Karen Hopkins of Grand Isle's Dean Blanchard Seafood, the largest shrimp buyer in Louisiana, says shrimp catches have been cut in half as many boats were unable to trawl through the oil last year. But what's most worrisome may be what's to come. Karen says no one has been catching a popular white shrimp people here call a "sea bob," usually abundant this time of year. And no one knows why. "Normally we catch 200 to 300 thousand pounds of sea bob in the winter, but this year there"s been none. Even if we get shrimp this year, what will happen the next? It could take several generations for the oil to have an impact."
But fishermen aren't the only ones worried. Small business contractors have been devastated by the drop in tourists, and many wonder if the tourists will ever come back. Take Betty Doud for instance.
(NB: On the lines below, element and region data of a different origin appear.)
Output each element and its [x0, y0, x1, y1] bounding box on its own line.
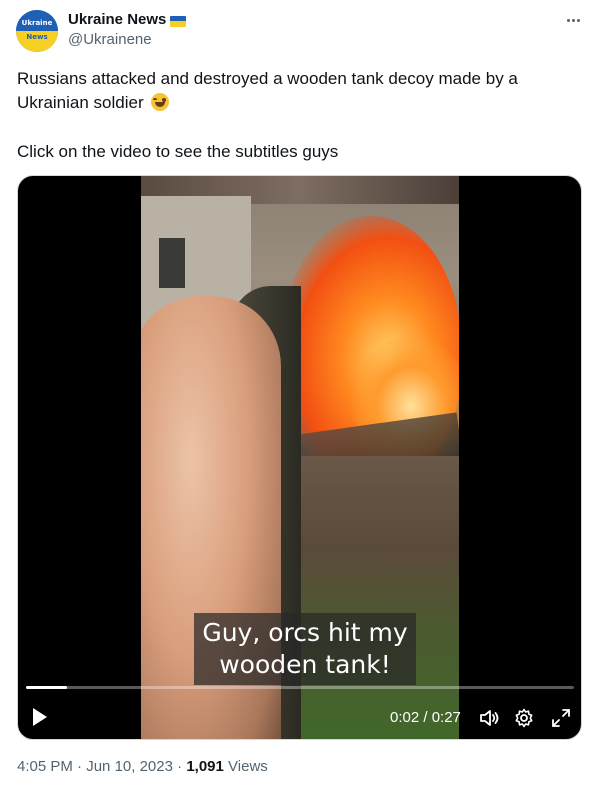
tweet-text-line-1: Russians attacked and destroyed a wooden… [17, 69, 518, 88]
play-icon[interactable] [32, 707, 48, 727]
meta-separator: · [172, 758, 187, 775]
tweet: Ukraine News Ukraine News @Ukrainene Rus… [0, 0, 601, 792]
ukraine-flag-icon [170, 15, 187, 27]
gear-icon[interactable] [513, 707, 535, 729]
video-subtitle: Guy, orcs hit my wooden tank! [194, 613, 416, 685]
author-name-row: Ukraine News [68, 11, 187, 29]
video-time: 0:02 / 0:27 [390, 709, 461, 726]
fullscreen-icon[interactable] [550, 707, 572, 729]
avatar[interactable]: Ukraine News [16, 10, 58, 52]
avatar-text-bottom: News [26, 33, 48, 41]
tweet-text-line-2-text: Ukrainian soldier [17, 93, 144, 112]
more-dots-icon [566, 18, 570, 22]
views-label: Views [228, 758, 268, 775]
tweet-meta: 4:05 PM · Jun 10, 2023 · 1,091 Views [17, 758, 268, 776]
display-name[interactable]: Ukraine News [68, 11, 166, 29]
user-handle[interactable]: @Ukrainene [68, 31, 152, 49]
tweet-time[interactable]: 4:05 PM [17, 758, 73, 775]
meta-separator: · [72, 758, 87, 775]
tweet-text-line-2: Ukrainian soldier [17, 91, 170, 115]
subtitle-line-1: Guy, orcs hit my [202, 618, 408, 647]
tweet-date[interactable]: Jun 10, 2023 [86, 758, 173, 775]
laughing-tears-emoji-icon [151, 93, 170, 111]
volume-icon[interactable] [478, 707, 500, 729]
more-options-button[interactable] [560, 10, 586, 30]
video-progress-fill [26, 686, 67, 689]
tweet-text-line-3: Click on the video to see the subtitles … [17, 142, 339, 161]
avatar-text-top: Ukraine [21, 19, 53, 27]
views-count: 1,091 [186, 758, 224, 775]
video-player[interactable]: Guy, orcs hit my wooden tank! 0:02 / 0:2… [17, 175, 582, 740]
subtitle-line-2: wooden tank! [219, 650, 391, 679]
video-controls: 0:02 / 0:27 [18, 701, 581, 735]
video-progress-bar[interactable] [26, 686, 574, 689]
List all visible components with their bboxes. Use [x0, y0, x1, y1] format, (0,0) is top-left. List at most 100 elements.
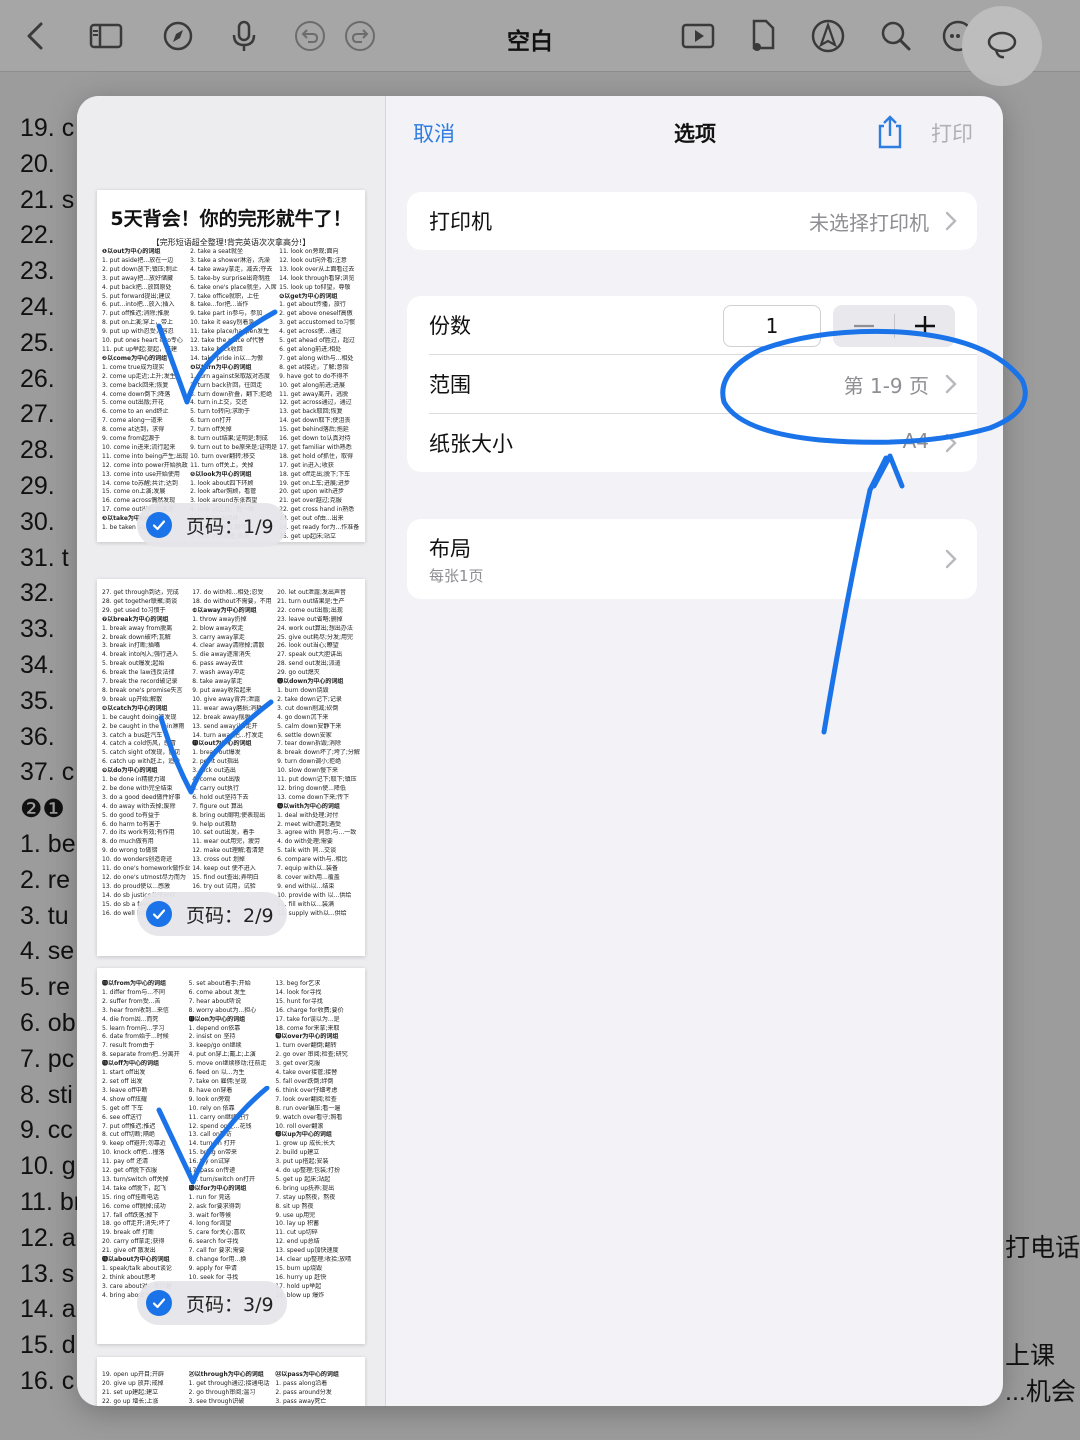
page-badge-3[interactable]: 页码：3/9: [137, 1281, 287, 1325]
preview-text-line: 2. put down放下;镇压;制止: [102, 265, 178, 273]
preview-text-line: 6. turn on打开: [190, 417, 232, 425]
preview-text-line: 5. fall over跌倒;绊倒: [275, 1077, 334, 1085]
preview-text-line: 8. bring out阐明;使表现出: [192, 811, 266, 819]
preview-text-line: 3. wait for等候: [188, 1211, 232, 1219]
background-line: 29.: [20, 472, 55, 500]
preview-text-line: 4. clear away清除掉;清散: [192, 642, 265, 650]
preview-text-line: 28. get together联聚;商谈: [102, 597, 178, 605]
minus-icon: [853, 324, 874, 328]
preview-text-line: 12. end up总结: [275, 1238, 320, 1246]
preview-text-line: 17. fall off跌落;掉下: [102, 1211, 159, 1219]
preview-text-line: 6. feed on 以...为生: [188, 1069, 245, 1077]
page1-content: ❶以out为中心的词组 1. put aside把...放在一边 2. put do…: [102, 248, 360, 542]
preview-text-line: 7. result from由于: [102, 1042, 155, 1050]
page-preview-pane[interactable]: 5天背会！你的完形就牛了！ 【完形短语超全整理!背完英语次次拿高分!】 ❶以ou…: [77, 96, 386, 1406]
range-row[interactable]: 范围 第 1-9 页: [407, 355, 977, 413]
share-icon[interactable]: [874, 114, 906, 150]
preview-text-line: 3. turn down折叠，翻下;拒绝: [190, 390, 273, 398]
preview-text-line: 5. turn to转向;求助于: [190, 408, 250, 416]
preview-text-line: 18. get hold of抓住，取得: [279, 452, 353, 460]
print-button[interactable]: 打印: [931, 118, 973, 148]
preview-text-line: 9. apply for 申请: [188, 1265, 237, 1272]
preview-text-line: ⓯以off为中心的词组: [102, 1060, 159, 1068]
preview-text-line: 2. meet with遭到;遇受: [277, 820, 341, 828]
preview-text-line: 4. take away拿走，减去;夺去: [190, 265, 273, 273]
paper-size-row[interactable]: 纸张大小 A4: [407, 414, 977, 472]
preview-text-line: 12. bring down使...降低: [277, 784, 346, 792]
search-icon[interactable]: [878, 18, 914, 54]
background-line: 21. s: [20, 185, 75, 214]
preview-text-line: 11. cut up切碎: [275, 1229, 318, 1237]
preview-text-line: 2. point out指出: [192, 758, 239, 766]
preview-text-line: 7. take office就职，上任: [190, 292, 260, 300]
preview-text-line: 5. talk with 同...交谈: [277, 847, 337, 855]
preview-text-line: 1. pass along沿着: [275, 1379, 328, 1387]
preview-text-line: 14. take pride in以...为傲: [190, 354, 263, 362]
background-line: 14. a: [20, 1295, 76, 1324]
increment-button[interactable]: [894, 305, 955, 347]
preview-text-line: 1. put aside把...放在一边: [102, 256, 174, 264]
document-icon[interactable]: [745, 18, 781, 54]
preview-text-line: 9. do wrong to做错: [102, 847, 158, 855]
checkmark-icon: [146, 1290, 172, 1316]
preview-text-line: 8. put on上演;穿上，带上: [102, 319, 173, 327]
preview-text-line: ⓲以for为中心的词组: [188, 1184, 247, 1192]
preview-text-line: 19. break off 打断: [102, 1229, 155, 1237]
copies-field[interactable]: 1: [723, 305, 821, 347]
preview-text-line: 19. get on上车;进展;进步: [279, 479, 350, 487]
layout-row[interactable]: 布局 每张1页: [407, 519, 977, 599]
pen-icon[interactable]: [810, 18, 846, 54]
preview-text-line: 20. give up 放弃;戒掉: [102, 1379, 164, 1387]
preview-text-line: 17. get in进入;收获: [279, 461, 334, 469]
background-line: 22.: [20, 221, 55, 250]
preview-text-line: 4. come down倒下;降落: [102, 390, 171, 398]
preview-text-line: 11. come into being产生;出现: [102, 452, 189, 460]
preview-text-line: 3. put away把...放好储藏: [102, 274, 174, 282]
preview-text-line: 1. get about传播，旅行: [279, 301, 346, 309]
preview-text-line: 25. get up起床;站立: [279, 533, 336, 540]
preview-text-line: 1. come true成为现实: [102, 363, 165, 371]
preview-text-line: 15. come on上演;发展: [102, 488, 166, 496]
page-badge-1[interactable]: 页码：1/9: [137, 503, 287, 547]
preview-text-line: 8. separate from把..分离开: [102, 1051, 180, 1059]
preview-text-line: 4. take over接管;接替: [275, 1069, 338, 1077]
preview-text-line: ❷以come为中心的词组: [102, 354, 168, 362]
preview-text-line: 5. catch sight of发现，瞥见: [102, 749, 181, 757]
preview-text-line: 18. blow up 爆炸: [275, 1291, 325, 1299]
preview-text-line: 11. pay off 还清: [102, 1158, 149, 1166]
preview-text-line: 5. care for关心;喜欢: [188, 1229, 246, 1237]
preview-text-line: 4. do up整理;包装;打扮: [275, 1167, 341, 1175]
preview-text-line: 18. turn/switch on打开: [188, 1175, 255, 1183]
preview-text-line: 10. provide with 以...供给: [277, 891, 352, 899]
page-thumbnail-1[interactable]: 5天背会！你的完形就牛了！ 【完形短语超全整理!背完英语次次拿高分!】 ❶以ou…: [97, 190, 365, 542]
page-thumbnail-4[interactable]: 19. open up开目;开辟 20. give up 放弃;戒掉 21. set…: [97, 1357, 365, 1406]
decrement-button[interactable]: [833, 305, 894, 347]
preview-text-line: 7. put off推迟;推迟: [102, 1122, 156, 1130]
preview-text-line: 7. stay up熬夜，熬夜: [275, 1193, 336, 1201]
preview-text-line: 1. break away from脱离: [102, 624, 173, 632]
preview-text-line: 9. put away收拾起来: [192, 686, 252, 694]
preview-text-line: ❻以get为中心的词组: [279, 292, 338, 300]
preview-text-line: 14. come to苏醒;共计;达到: [102, 479, 178, 487]
preview-text-line: 3. carry away拿走: [192, 633, 245, 641]
preview-text-line: 6. pass away去世: [192, 660, 244, 668]
lasso-button[interactable]: [962, 6, 1042, 86]
preview-text-line: 3. come back回来;恢复: [102, 381, 169, 389]
checkmark-icon: [146, 512, 172, 538]
checkmark-icon: [146, 901, 172, 927]
preview-text-line: 7. come along一道来: [102, 417, 163, 425]
preview-text-line: 12. come into power开始执政: [102, 461, 188, 469]
preview-text-line: 12. spend on在...花钱: [188, 1122, 252, 1130]
page-badge-2[interactable]: 页码：2/9: [137, 892, 287, 936]
lasso-icon: [987, 31, 1017, 59]
play-icon[interactable]: [680, 18, 716, 54]
preview-text-line: 3. cut down削减;砍倒: [277, 704, 339, 712]
preview-text-line: 11. put down记下;取下;镇压: [277, 776, 357, 784]
preview-text-line: 5. put forward提出;建议: [102, 292, 171, 300]
preview-text-line: ⓳以over为中心的词组: [275, 1033, 339, 1041]
preview-text-line: 11. carry on继续进行: [188, 1113, 249, 1121]
background-line: 19. c: [20, 114, 75, 142]
printer-row[interactable]: 打印机 未选择打印机: [407, 192, 977, 250]
preview-text-line: 1. burn down烧毁: [277, 686, 329, 694]
preview-text-line: 14. clear up整理;收拾;放晴: [275, 1256, 352, 1264]
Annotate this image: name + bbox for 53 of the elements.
An experienced house painter, she said she used to have to turn down work in the summer in this usually bustling beach town. But no more. Business dried up for her right after the BP well blew, and the job she was working on was cancelled. Betty says after coming across dead turtles on the beach, she had to leave the area to collect her sanity. She returned last fall, hoping the beaches were clean and BP had really "made it right." Instead she says she's come across oil, tar balls and giant waves of brownish foam on the beach that give her headaches. And adding insult to injury, Betty says, the claims office still hasn't paid her claim, losing paperwork and putting her in a seemingly permanent holding pattern.
A month ago Betty came across a fisherman on the beach who had oiled shrimp in his nets and who complained of burning rashes on his skin. Now she sees crews bringing in giant dump trucks of sand trying to bury the oiled sand on the beach. "They all want to bury it and say the coast is clear," Betty says. "But the oil's not going anywhere. We're surrounded by it and it will just keep coming in with the tide."
Places like Grand Isle are bearing the brunt of the environmental and economic impacts of this oil disaster. But it isn't alone. From Panama City to Gulf Shores to Gulfport, businesses are teetering on the edge. Million-dollar advertising campaigns aren't going to bring the tourists back. Pristine sand and oil-free waters will.
Business owners like Sarah and Annette Rigaud are praying for that this year. But when they look out at the offshore oil platforms in the distance, they are constantly reminded this disaster is not over. They know it could happen again. "We don't want to bring our grandkids here," Annette says. "We don't know what we're exposing them to."
The Rigauds say they can handle disasters like hurricanes, just as generations before them. But a catastrophic oil spill is unchartered territory. They and many others are caught in a dangerous oil experiment in the Gulf. And no one knows how it will turn out.